Journal of Clinical Hepatology

What is it about?

This article discusses the therapeutic effects and mechanisms of human umbilical cord mesenchymal stem cells (hUC-MSC) with overexpression of Numb gene on bile duct obstruction liver fibrosis (CLF). The study used bile duct ligation (BDL) to construct a rat CLF model and compared the efficacy of unloaded control (hUC-MSC) and Numb overexpression groups. The results show that hUC-MSC is significantly superior to ordinary hUC-MSC, which can more effectively reduce serum liver enzymes, bile acids, fibrosis indicators (Hyp, α-SMA), inflammatory factors (TNF-α, TGF-β1), and bile duct reaction markers (CK7/CK19), while improving liver regeneration indicators (Alb, HNF4α) and activating the Numb-p53-HNF4α signaling axis.

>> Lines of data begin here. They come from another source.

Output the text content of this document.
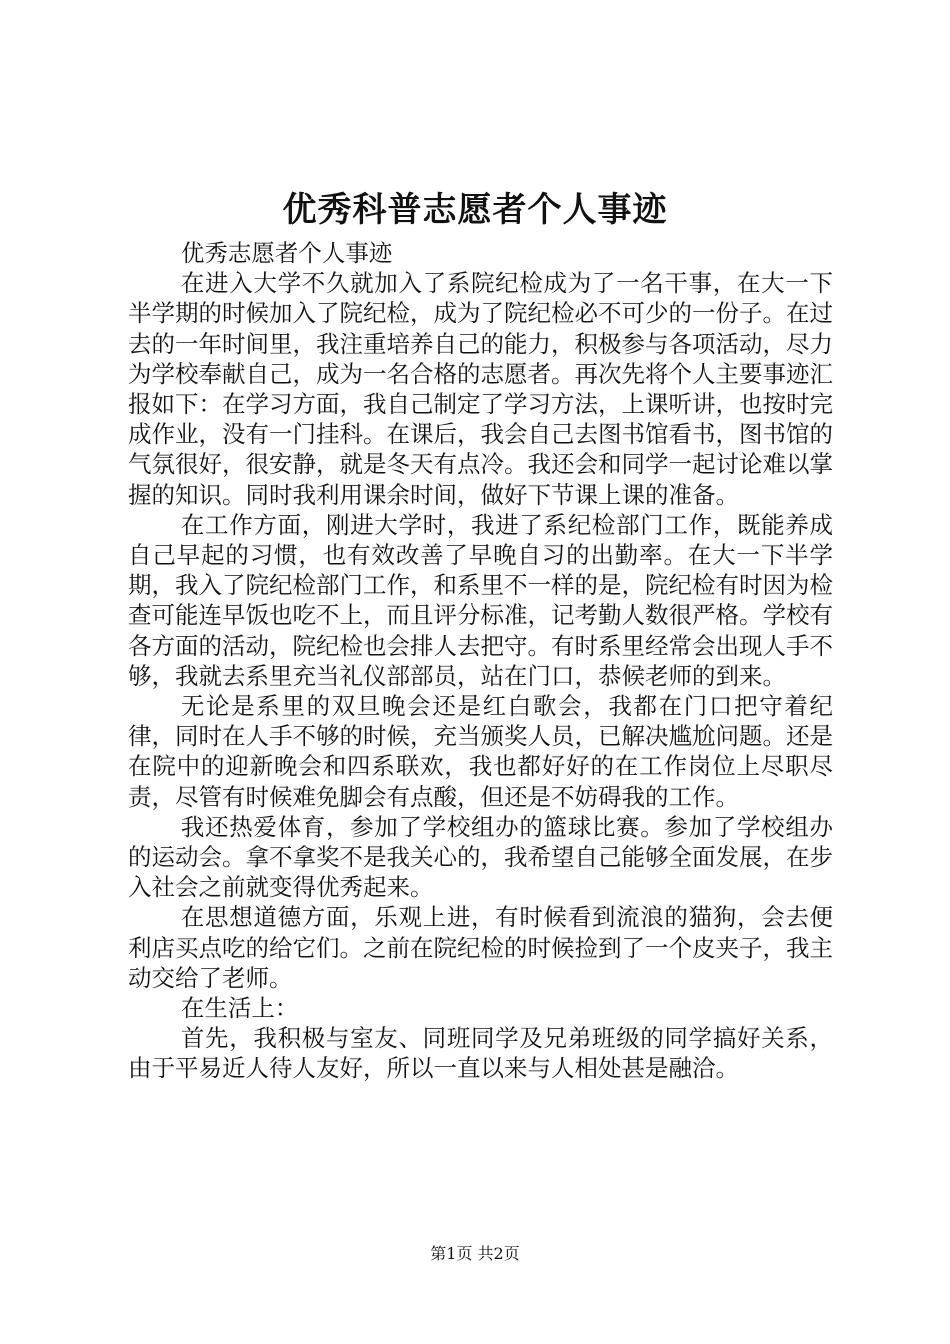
优秀科普志愿者个人事迹

优秀志愿者个人事迹

在进入大学不久就加入了系院纪检成为了一名干事，在大一下半学期的时候加入了院纪检，成为了院纪检必不可少的一份子。在过去的一年时间里，我注重培养自己的能力，积极参与各项活动，尽力为学校奉献自己，成为一名合格的志愿者。再次先将个人主要事迹汇报如下：在学习方面，我自己制定了学习方法，上课听讲，也按时完成作业，没有一门挂科。在课后，我会自己去图书馆看书，图书馆的气氛很好，很安静，就是冬天有点冷。我还会和同学一起讨论难以掌握的知识。同时我利用课余时间，做好下节课上课的准备。

在工作方面，刚进大学时，我进了系纪检部门工作，既能养成自己早起的习惯，也有效改善了早晚自习的出勤率。在大一下半学期，我入了院纪检部门工作，和系里不一样的是，院纪检有时因为检查可能连早饭也吃不上，而且评分标准，记考勤人数很严格。学校有各方面的活动，院纪检也会排人去把守。有时系里经常会出现人手不够，我就去系里充当礼仪部部员，站在门口，恭候老师的到来。

无论是系里的双旦晚会还是红白歌会，我都在门口把守着纪律，同时在人手不够的时候，充当颁奖人员，已解决尴尬问题。还是在院中的迎新晚会和四系联欢，我也都好好的在工作岗位上尽职尽责，尽管有时候难免脚会有点酸，但还是不妨碍我的工作。

我还热爱体育，参加了学校组办的篮球比赛。参加了学校组办的运动会。拿不拿奖不是我关心的，我希望自己能够全面发展，在步入社会之前就变得优秀起来。

在思想道德方面，乐观上进，有时候看到流浪的猫狗，会去便利店买点吃的给它们。之前在院纪检的时候捡到了一个皮夹子，我主动交给了老师。

在生活上：

首先，我积极与室友、同班同学及兄弟班级的同学搞好关系，由于平易近人待人友好，所以一直以来与人相处甚是融洽。

第1页 共2页
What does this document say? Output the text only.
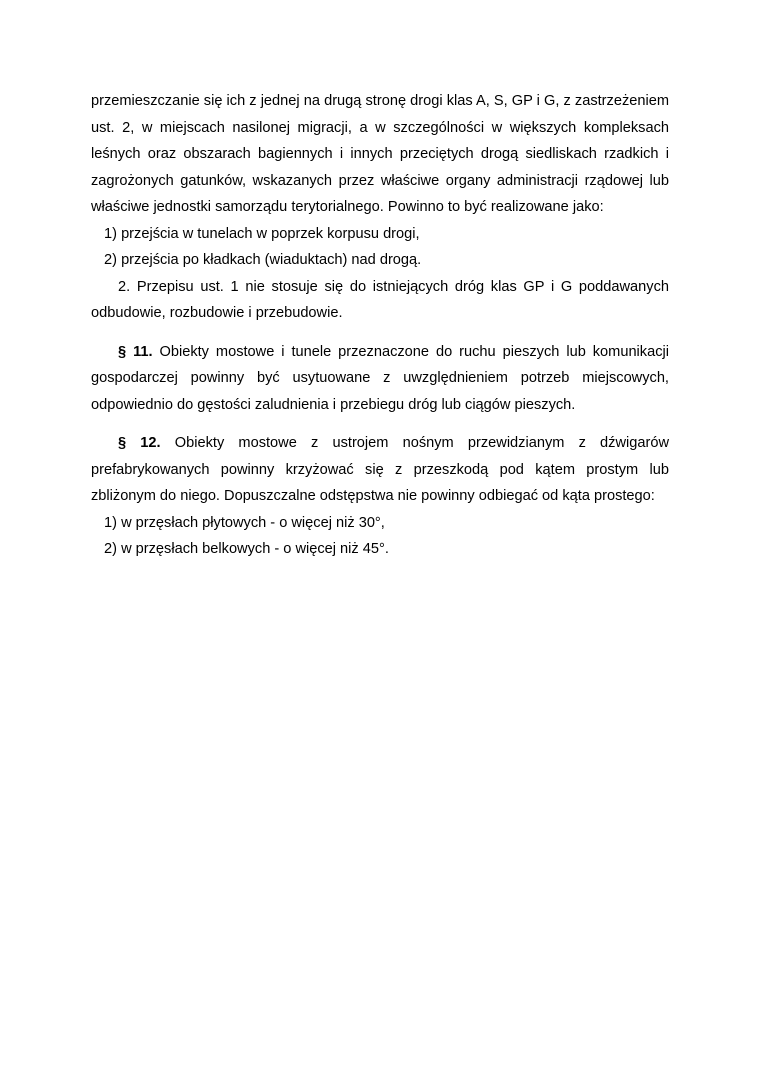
przemieszczanie się ich z jednej na drugą stronę drogi klas A, S, GP i G, z zastrzeżeniem ust. 2, w miejscach nasilonej migracji, a w szczególności w większych kompleksach leśnych oraz obszarach bagiennych i innych przeciętych drogą siedliskach rzadkich i zagrożonych gatunków, wskazanych przez właściwe organy administracji rządowej lub właściwe jednostki samorządu terytorialnego. Powinno to być realizowane jako:

1) przejścia w tunelach w poprzek korpusu drogi,
2) przejścia po kładkach (wiaduktach) nad drogą.

2. Przepisu ust. 1 nie stosuje się do istniejących dróg klas GP i G poddawanych odbudowie, rozbudowie i przebudowie.

§ 11. Obiekty mostowe i tunele przeznaczone do ruchu pieszych lub komunikacji gospodarczej powinny być usytuowane z uwzględnieniem potrzeb miejscowych, odpowiednio do gęstości zaludnienia i przebiegu dróg lub ciągów pieszych.

§ 12. Obiekty mostowe z ustrojem nośnym przewidzianym z dźwigarów prefabrykowanych powinny krzyżować się z przeszkodą pod kątem prostym lub zbliżonym do niego. Dopuszczalne odstępstwa nie powinny odbiegać od kąta prostego:

1) w przęsłach płytowych - o więcej niż 30°,
2) w przęsłach belkowych - o więcej niż 45°.
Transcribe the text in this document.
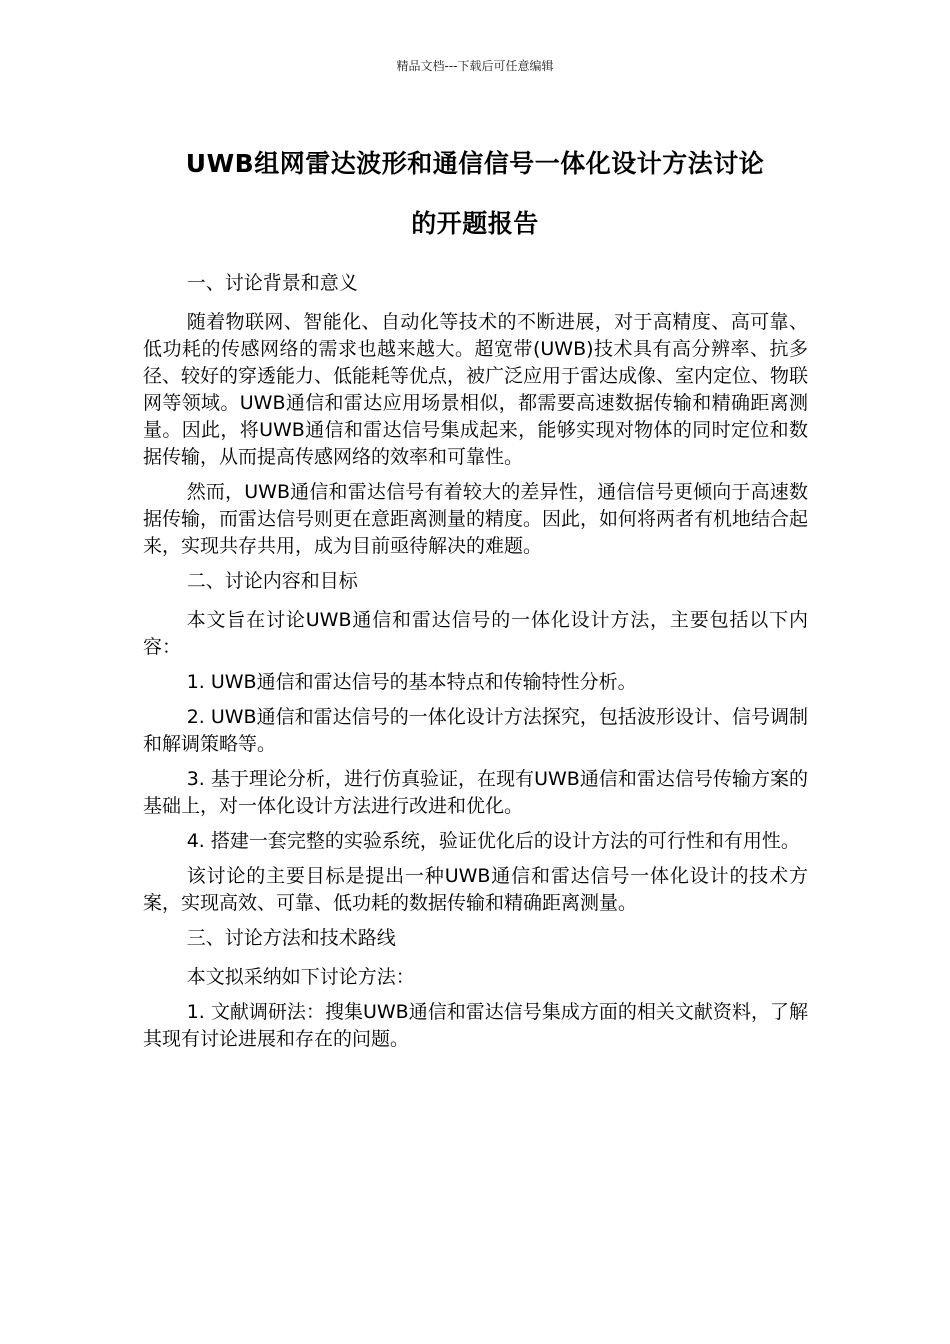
精品文档---下载后可任意编辑
UWB组网雷达波形和通信信号一体化设计方法讨论
的开题报告

一、讨论背景和意义

随着物联网、智能化、自动化等技术的不断进展，对于高精度、高可靠、低功耗的传感网络的需求也越来越大。超宽带(UWB)技术具有高分辨率、抗多径、较好的穿透能力、低能耗等优点，被广泛应用于雷达成像、室内定位、物联网等领域。UWB通信和雷达应用场景相似，都需要高速数据传输和精确距离测量。因此，将UWB通信和雷达信号集成起来，能够实现对物体的同时定位和数据传输，从而提高传感网络的效率和可靠性。

然而，UWB通信和雷达信号有着较大的差异性，通信信号更倾向于高速数据传输，而雷达信号则更在意距离测量的精度。因此，如何将两者有机地结合起来，实现共存共用，成为目前亟待解决的难题。

二、讨论内容和目标

本文旨在讨论UWB通信和雷达信号的一体化设计方法，主要包括以下内容：

1. UWB通信和雷达信号的基本特点和传输特性分析。

2. UWB通信和雷达信号的一体化设计方法探究，包括波形设计、信号调制和解调策略等。

3. 基于理论分析，进行仿真验证，在现有UWB通信和雷达信号传输方案的基础上，对一体化设计方法进行改进和优化。

4. 搭建一套完整的实验系统，验证优化后的设计方法的可行性和有用性。

该讨论的主要目标是提出一种UWB通信和雷达信号一体化设计的技术方案，实现高效、可靠、低功耗的数据传输和精确距离测量。

三、讨论方法和技术路线

本文拟采纳如下讨论方法：

1. 文献调研法：搜集UWB通信和雷达信号集成方面的相关文献资料，了解其现有讨论进展和存在的问题。
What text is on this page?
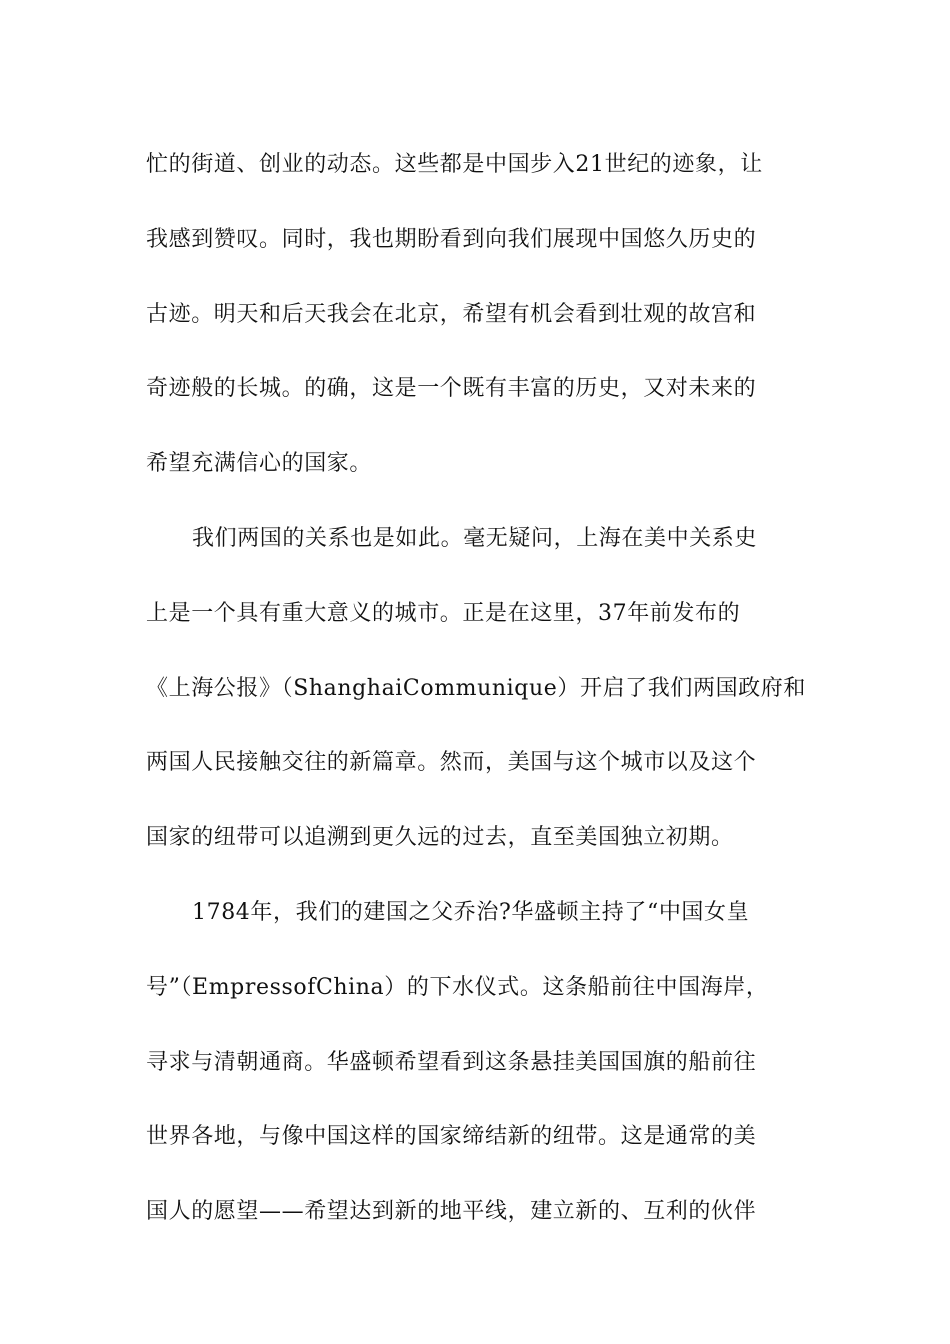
忙的街道、创业的动态。这些都是中国步入21世纪的迹象，让
我感到赞叹。同时，我也期盼看到向我们展现中国悠久历史的
古迹。明天和后天我会在北京，希望有机会看到壮观的故宫和
奇迹般的长城。的确，这是一个既有丰富的历史，又对未来的
希望充满信心的国家。
我们两国的关系也是如此。毫无疑问，上海在美中关系史
上是一个具有重大意义的城市。正是在这里，37年前发布的
《上海公报》（ShanghaiCommunique）开启了我们两国政府和
两国人民接触交往的新篇章。然而，美国与这个城市以及这个
国家的纽带可以追溯到更久远的过去，直至美国独立初期。
1784年，我们的建国之父乔治?华盛顿主持了“中国女皇
号”（EmpressofChina）的下水仪式。这条船前往中国海岸，
寻求与清朝通商。华盛顿希望看到这条悬挂美国国旗的船前往
世界各地，与像中国这样的国家缔结新的纽带。这是通常的美
国人的愿望——希望达到新的地平线，建立新的、互利的伙伴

Mechanically, Numb promotes the differentiation of hUC-MSC into liver-like cells by regulating the stability of p53-Mdm2, enhancing liver regeneration capacity.

Why is it important?

This study provides a new intervention paradigm based on "gene-enhanced stem cells" for the treatment of CLF, a refractory liver disease, and breaks through the bottleneck of limited efficacy of traditional stem cell therapy. For the first time, it reveals the key role of the Numb-PTBL-p53-HNF4α axis in stem cell liver differentiation and liver regeneration, not only deepening the understanding of the function of Numb in liver homeostasis (supplementing the p53-dependent pathway outside of Notch regulation) but also providing clear molecular targets and experimental evidence for optimizing stem cell treatment strategies and promoting clinical transformation.